The return of cursive on TikTok and the UNESCO proposal to protect handwriting
There are handwriting influencers with millions of followers. While Unesco launches the preservation project and nominates cursive as an intangible heritage of humanity.
Develops concentration and creativity. It fights digital fatigue and enables better memorisation of information. Writing with pen and paper, in a largely digitised world, is not just a fad of the past, but an exercise in manual dexterity and patience to focus thought, too often distracted by the bombardment of moving images. And also a way to distinguish oneself: a handwritten note is so rare that it definitely sticks in the memory more than a hasty message on WhatsApp.
It is no coincidence, perhaps, that one of the earliest examples of writing in the Italian vernacular, that Veronese riddle of our scholastic reminiscences ("se pareba boves, alba pratalia araba..."), dated between the 8th and 9th centuries, celebrates precisely the act of writing, comparing it to a pair of oxen ploughing the white field of the sheet, where the black seed of ink will be sown.
A project for the preservation of handwriting has just been submitted to Unesco. A public collection of signatures has begun with the aim of nominating cursive handwriting as an intangible heritage of humanity. The Promoting Committee of the initiative is formed by, among others, the Graphological Institute Moretti of Urbino, the Italian Graphologist Association and Ossmed, the Language Mediation Observatory.
The debate on the need to teach cursive again in primary school is alive in the world and in Italy, where the third edition of the Manu Scribere festival, promoted by the Italian Graphological Association, was held in Bologna at the end of September.
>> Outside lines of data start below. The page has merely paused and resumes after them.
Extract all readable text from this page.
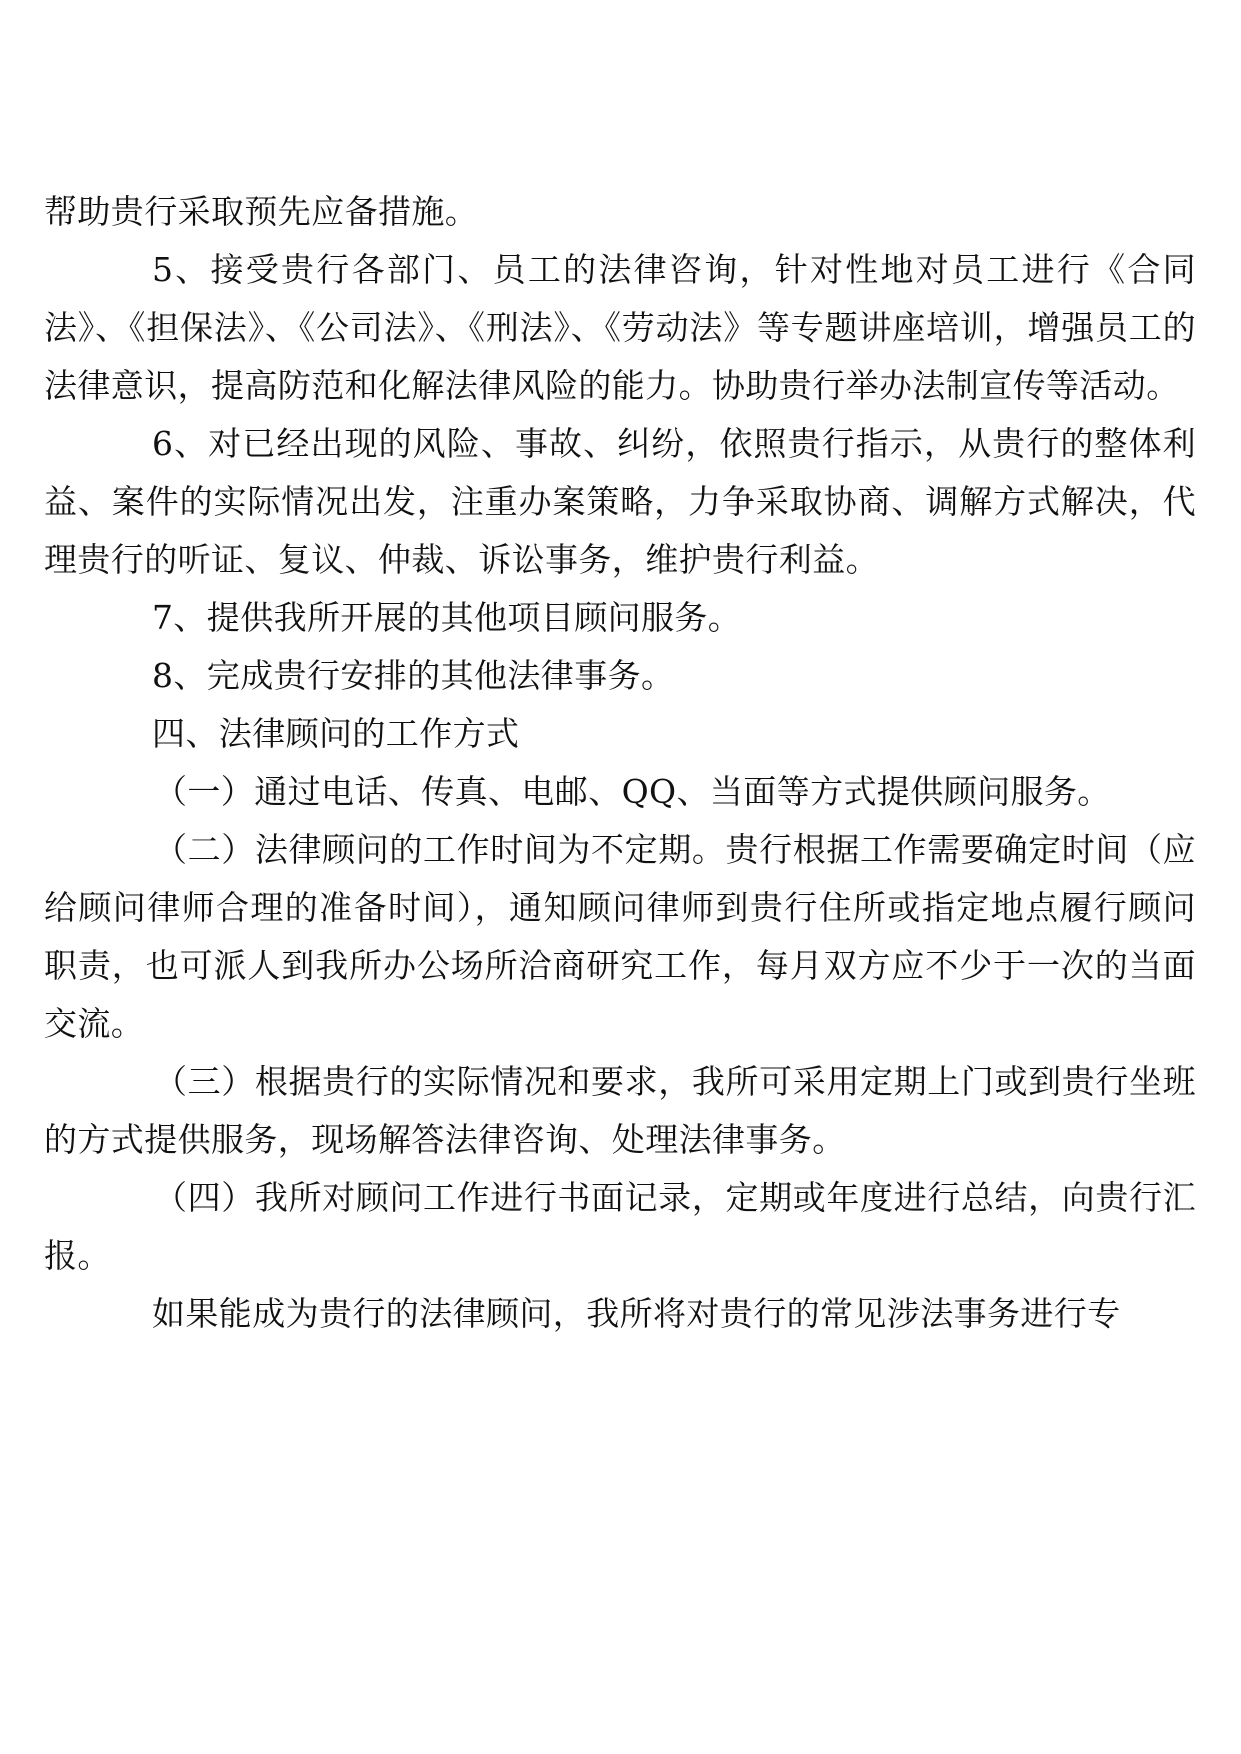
帮助贵行采取预先应备措施。

5、接受贵行各部门、员工的法律咨询，针对性地对员工进行《合同法》、《担保法》、《公司法》、《刑法》、《劳动法》等专题讲座培训，增强员工的法律意识，提高防范和化解法律风险的能力。协助贵行举办法制宣传等活动。

6、对已经出现的风险、事故、纠纷，依照贵行指示，从贵行的整体利益、案件的实际情况出发，注重办案策略，力争采取协商、调解方式解决，代理贵行的听证、复议、仲裁、诉讼事务，维护贵行利益。

7、提供我所开展的其他项目顾问服务。

8、完成贵行安排的其他法律事务。

四、法律顾问的工作方式

（一）通过电话、传真、电邮、QQ、当面等方式提供顾问服务。

（二）法律顾问的工作时间为不定期。贵行根据工作需要确定时间（应给顾问律师合理的准备时间），通知顾问律师到贵行住所或指定地点履行顾问职责，也可派人到我所办公场所洽商研究工作，每月双方应不少于一次的当面交流。

（三）根据贵行的实际情况和要求，我所可采用定期上门或到贵行坐班的方式提供服务，现场解答法律咨询、处理法律事务。

（四）我所对顾问工作进行书面记录，定期或年度进行总结，向贵行汇报。

如果能成为贵行的法律顾问，我所将对贵行的常见涉法事务进行专
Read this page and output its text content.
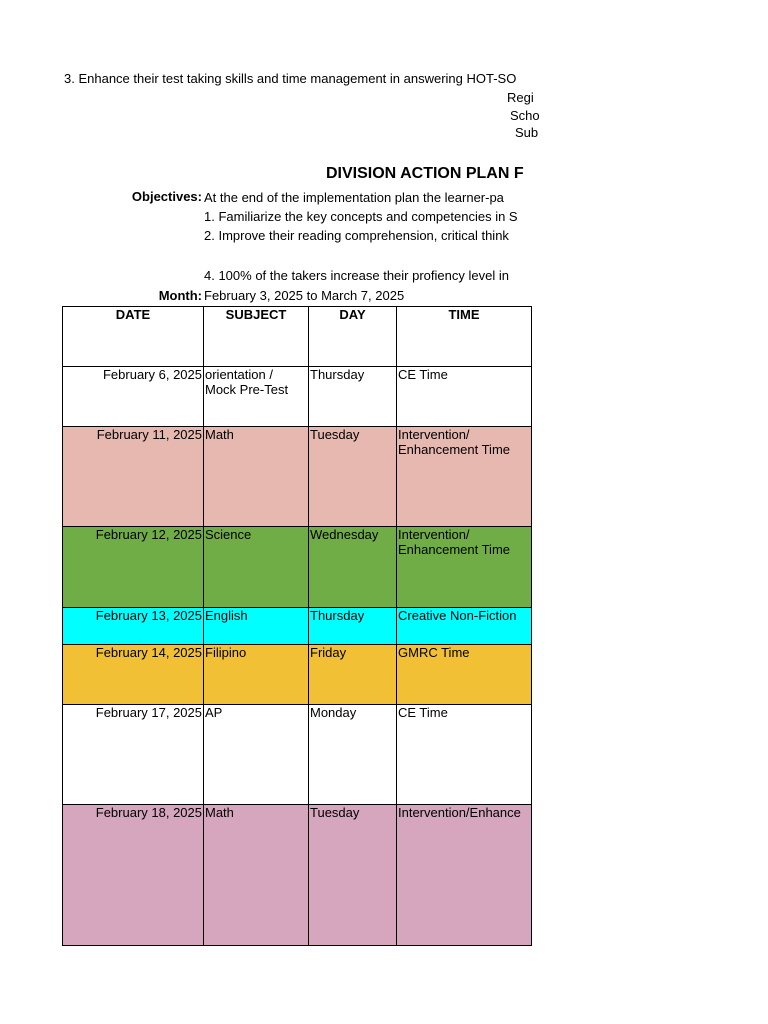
3. Enhance their test taking skills and time management in answering HOT-SO
Regi
Scho
Sub
DIVISION ACTION PLAN F
Objectives: At the end of the implementation plan the learner-pa
1. Familiarize the key concepts and competencies in S
2. Improve their reading comprehension, critical think
4. 100% of the takers increase their profiency level in
Month: February 3, 2025 to March 7, 2025
DATE	SUBJECT	DAY	TIME
February 6, 2025	orientation / Mock Pre-Test	Thursday	CE Time
February 11, 2025	Math	Tuesday	Intervention/ Enhancement Time

February 12, 2025	Science	Wednesday	Intervention/ Enhancement Time

February 13, 2025	English	Thursday	Creative Non-Fiction
February 14, 2025	Filipino	Friday	GMRC Time
February 17, 2025	AP	Monday	CE Time
February 18, 2025	Math	Tuesday	Intervention/Enhance
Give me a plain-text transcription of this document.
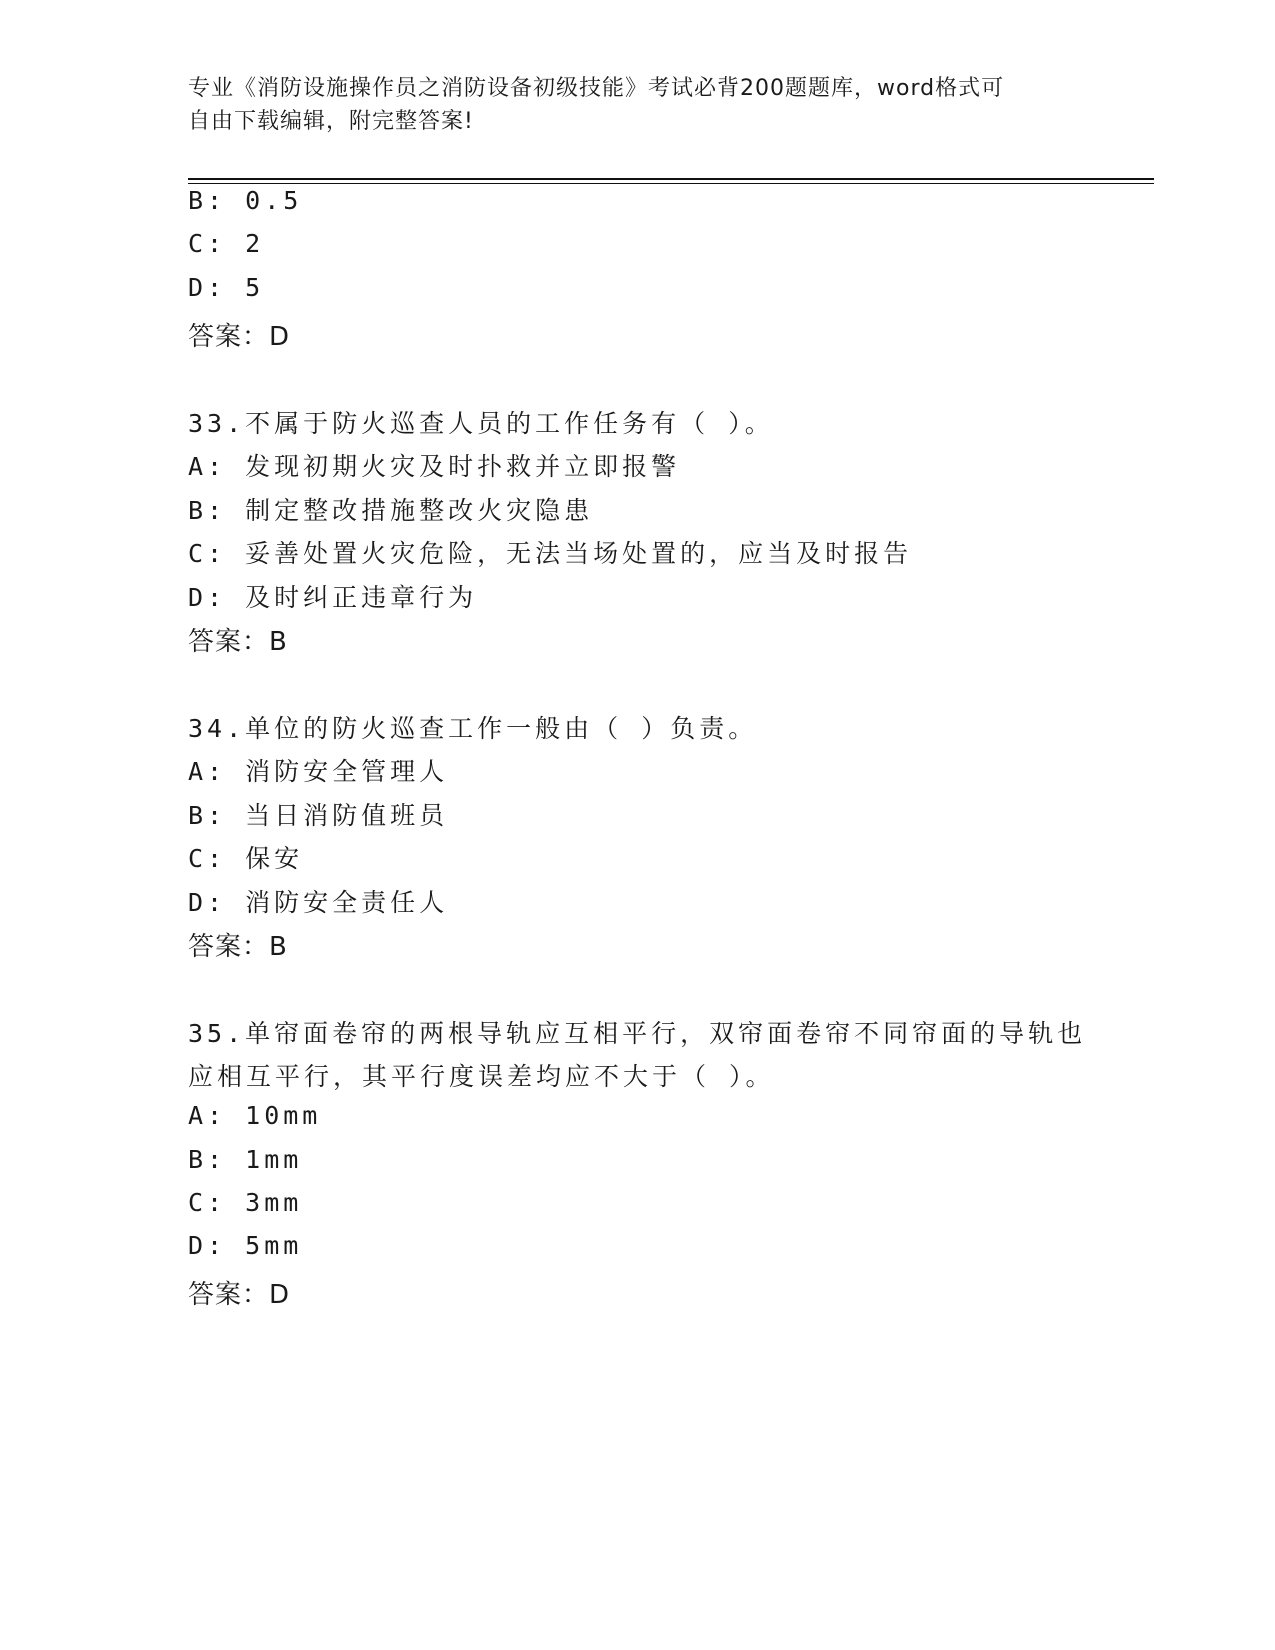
专业《消防设施操作员之消防设备初级技能》考试必背200题题库，word格式可
自由下载编辑，附完整答案!
B: 0.5
C: 2
D: 5
答案：D
33.不属于防火巡查人员的工作任务有（ ）。
A: 发现初期火灾及时扑救并立即报警
B: 制定整改措施整改火灾隐患
C: 妥善处置火灾危险，无法当场处置的，应当及时报告
D: 及时纠正违章行为
答案：B
34.单位的防火巡查工作一般由（ ）负责。
A: 消防安全管理人
B: 当日消防值班员
C: 保安
D: 消防安全责任人
答案：B
35.单帘面卷帘的两根导轨应互相平行，双帘面卷帘不同帘面的导轨也
应相互平行，其平行度误差均应不大于（ ）。
A: 10mm
B: 1mm
C: 3mm
D: 5mm
答案：D
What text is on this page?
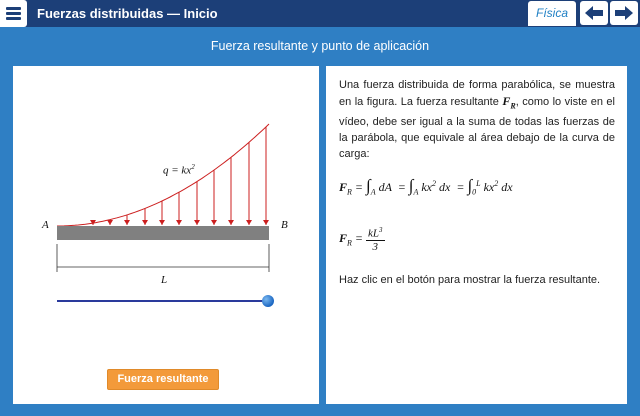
Fuerzas distribuidas — Inicio	Física
Fuerza resultante y punto de aplicación
$q = kx^2$
A	B
L
Fuerza resultante

Una fuerza distribuida de forma parabólica, se muestra en la figura. La fuerza resultante $F_R$, como lo viste en el vídeo, debe ser igual a la suma de todas las fuerzas de la parábola, que equivale al área debajo de la curva de carga:

$F_R = \int_A$ dA  = $\int_A$ $kx^2$ dx  = $\int_0^L$ $kx^2$ dx
$F_R = \frac{kL^3}{3}$
Haz clic en el botón para mostrar la fuerza resultante.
In California, the return to cursive writing for the approximately 2.6 million students between the ages of six and twelve, digital natives, has recently become law, while a recent study by a group of neuroscientists at the Norwegian University of Science and Technology has shown how handwriting expands and intensifies brain connections and aids memorisation. One of the most precious pens in Pineider's Masterpiece Collection is called, not surprisingly, Psycho, to evoke the complexity of the human psyche. In silver with a gold nib, it has an intricate labyrinthine and semi-transparent weave design.
A fashion, that of the return to the pen? Also, exploded in counterpoint on digital platforms. TikTok saw a 63 per cent increase in 2024 for the hashtag #calligraphy, and writing influencers such as Vietnamese Nhuan Dao and Peruvian Paola Gallegos have between 2 and 9 million followers.